The unfolded protein response pathway in Saccharomyces cerevisiae. Oligomerization and trans-phosphorylation of Ire1p (Ern1p) are required for kinase activation.

作者信息

Welihinda A A, Kaufman R J

机构信息

Department of Biological Chemistry and Howard Hughes Medical Research Institute, The University of Michigan Medical Center, Ann Arbor, Michigan 48109-0650, USA.

出版信息

J Biol Chem. 1996 Jul 26;271(30):18181-7. doi: 10.1074/jbc.271.30.18181.
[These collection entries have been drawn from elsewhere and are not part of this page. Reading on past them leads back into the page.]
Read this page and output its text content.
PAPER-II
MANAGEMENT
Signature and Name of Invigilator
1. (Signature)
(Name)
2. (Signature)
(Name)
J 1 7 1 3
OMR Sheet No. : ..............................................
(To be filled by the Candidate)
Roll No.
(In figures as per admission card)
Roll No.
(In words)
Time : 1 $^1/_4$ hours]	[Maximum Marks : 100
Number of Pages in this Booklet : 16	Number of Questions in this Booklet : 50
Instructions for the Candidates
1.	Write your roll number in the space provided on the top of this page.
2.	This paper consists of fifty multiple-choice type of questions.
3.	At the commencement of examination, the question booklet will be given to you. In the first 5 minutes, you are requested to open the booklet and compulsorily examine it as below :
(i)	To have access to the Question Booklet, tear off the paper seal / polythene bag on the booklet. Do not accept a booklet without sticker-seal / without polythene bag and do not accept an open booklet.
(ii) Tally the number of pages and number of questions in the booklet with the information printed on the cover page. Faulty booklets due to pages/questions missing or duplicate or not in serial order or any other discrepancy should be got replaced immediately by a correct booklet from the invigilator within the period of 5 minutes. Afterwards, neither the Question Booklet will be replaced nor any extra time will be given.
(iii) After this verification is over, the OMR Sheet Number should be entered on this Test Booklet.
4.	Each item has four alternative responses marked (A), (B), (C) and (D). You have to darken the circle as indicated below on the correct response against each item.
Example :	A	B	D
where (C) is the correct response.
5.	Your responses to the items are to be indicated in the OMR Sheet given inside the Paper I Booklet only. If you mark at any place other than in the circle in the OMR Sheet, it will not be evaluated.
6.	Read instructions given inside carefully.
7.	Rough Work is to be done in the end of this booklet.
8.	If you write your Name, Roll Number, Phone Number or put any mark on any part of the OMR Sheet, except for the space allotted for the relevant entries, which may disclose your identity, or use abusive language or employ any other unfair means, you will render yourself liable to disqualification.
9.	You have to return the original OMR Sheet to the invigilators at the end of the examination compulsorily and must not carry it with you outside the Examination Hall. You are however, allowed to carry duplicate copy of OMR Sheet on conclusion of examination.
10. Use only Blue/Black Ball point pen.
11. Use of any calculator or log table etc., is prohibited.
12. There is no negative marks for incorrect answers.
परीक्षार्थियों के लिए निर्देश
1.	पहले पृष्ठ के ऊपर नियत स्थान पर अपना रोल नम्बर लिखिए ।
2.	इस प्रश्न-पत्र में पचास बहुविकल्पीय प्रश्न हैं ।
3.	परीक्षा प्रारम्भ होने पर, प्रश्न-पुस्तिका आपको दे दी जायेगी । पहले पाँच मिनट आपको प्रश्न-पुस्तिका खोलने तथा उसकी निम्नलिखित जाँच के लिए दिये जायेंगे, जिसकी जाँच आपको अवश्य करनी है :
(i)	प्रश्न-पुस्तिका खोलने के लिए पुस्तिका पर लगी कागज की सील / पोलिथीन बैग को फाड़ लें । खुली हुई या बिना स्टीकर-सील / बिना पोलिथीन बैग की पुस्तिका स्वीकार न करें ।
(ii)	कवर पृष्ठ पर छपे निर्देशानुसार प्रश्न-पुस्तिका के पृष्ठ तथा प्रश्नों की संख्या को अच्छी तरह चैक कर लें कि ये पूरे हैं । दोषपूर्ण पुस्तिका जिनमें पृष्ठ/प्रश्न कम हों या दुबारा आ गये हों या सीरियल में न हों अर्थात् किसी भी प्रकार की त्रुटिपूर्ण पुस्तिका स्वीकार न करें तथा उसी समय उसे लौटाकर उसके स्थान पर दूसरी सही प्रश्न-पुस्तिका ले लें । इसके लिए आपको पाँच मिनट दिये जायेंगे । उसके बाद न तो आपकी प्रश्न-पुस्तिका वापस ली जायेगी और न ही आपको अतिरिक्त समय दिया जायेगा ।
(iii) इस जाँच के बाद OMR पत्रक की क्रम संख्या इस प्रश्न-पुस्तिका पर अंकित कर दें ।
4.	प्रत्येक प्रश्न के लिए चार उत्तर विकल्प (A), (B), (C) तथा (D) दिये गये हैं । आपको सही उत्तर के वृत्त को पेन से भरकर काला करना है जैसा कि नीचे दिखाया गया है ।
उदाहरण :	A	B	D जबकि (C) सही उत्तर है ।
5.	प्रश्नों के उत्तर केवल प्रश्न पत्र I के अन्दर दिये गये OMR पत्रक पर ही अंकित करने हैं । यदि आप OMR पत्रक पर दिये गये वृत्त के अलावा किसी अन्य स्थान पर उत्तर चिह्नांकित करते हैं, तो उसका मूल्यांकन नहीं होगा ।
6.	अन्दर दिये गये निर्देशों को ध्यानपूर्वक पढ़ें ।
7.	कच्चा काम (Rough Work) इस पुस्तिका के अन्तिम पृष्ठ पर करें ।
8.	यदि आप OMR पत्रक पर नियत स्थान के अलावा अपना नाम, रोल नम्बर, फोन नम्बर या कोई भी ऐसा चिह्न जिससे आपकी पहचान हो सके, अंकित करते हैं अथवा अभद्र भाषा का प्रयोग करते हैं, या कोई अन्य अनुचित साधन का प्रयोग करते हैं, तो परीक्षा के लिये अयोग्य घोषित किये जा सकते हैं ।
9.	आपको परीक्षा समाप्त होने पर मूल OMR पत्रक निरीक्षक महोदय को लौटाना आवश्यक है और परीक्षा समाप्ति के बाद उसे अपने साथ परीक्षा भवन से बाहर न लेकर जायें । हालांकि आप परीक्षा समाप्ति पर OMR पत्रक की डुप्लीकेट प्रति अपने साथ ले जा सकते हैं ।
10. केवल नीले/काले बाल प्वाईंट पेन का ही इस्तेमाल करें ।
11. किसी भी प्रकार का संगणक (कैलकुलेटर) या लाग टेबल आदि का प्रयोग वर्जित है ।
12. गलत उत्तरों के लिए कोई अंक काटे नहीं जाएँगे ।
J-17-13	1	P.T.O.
DOI:10.1074/jbc.271.30.18181
PMID:8663458
Abstract

In eukaryotic cells, accumulation of unfolded proteins in the endoplasmic reticulum (ER) results in a transcriptional induction of a number of ER chaperone proteins. In Saccharomyces cerevisiae, the putative transmembrane receptor kinase, Ire1p (Ern1p), has been implicated as the sensor of unfolded proteins in the ER that initiates transmittance of the unfolded protein signal from the ER to the nucleus. We have shown that the cytoplasmic domain of Ire1p receptor indeed has intrinsic Ser/Thr kinase activity and contains Ser/Thr phosphorylation sites as well. The cytoplasmic domain is also shown to form oligomers in vivo and in vitro. The ability to form oligomers primarily resides within the last 130 amino acids of the cytoplasmic domain, a region that is dispensable for in vitro kinase activity of the receptor. Oligomerization of the cytoplasmic domains is required for receptor trans-phosphorylation and subsequent activation of the kinase function. The activated kinase may transmit the unfolded protein signal from the ER to the nucleus to activate the transcription of the chaperone genes in the nucleus.

摘要

在真核细胞中,内质网(ER)中未折叠蛋白的积累会导致多种ER伴侣蛋白的转录诱导。在酿酒酵母中,假定的跨膜受体激酶Ire1p(Ern1p)被认为是内质网中未折叠蛋白的传感器,它启动了未折叠蛋白信号从内质网到细胞核的传递。我们已经表明,Ire1p受体的细胞质结构域确实具有内在的丝氨酸/苏氨酸激酶活性,并且也含有丝氨酸/苏氨酸磷酸化位点。细胞质结构域在体内和体外也被证明能形成寡聚体。形成寡聚体的能力主要存在于细胞质结构域的最后130个氨基酸内,该区域对于受体的体外激酶活性是可有可无的。细胞质结构域的寡聚化是受体反式磷酸化以及随后激酶功能激活所必需的。活化的激酶可能将未折叠蛋白信号从内质网传递到细胞核,以激活细胞核中伴侣基因的转录。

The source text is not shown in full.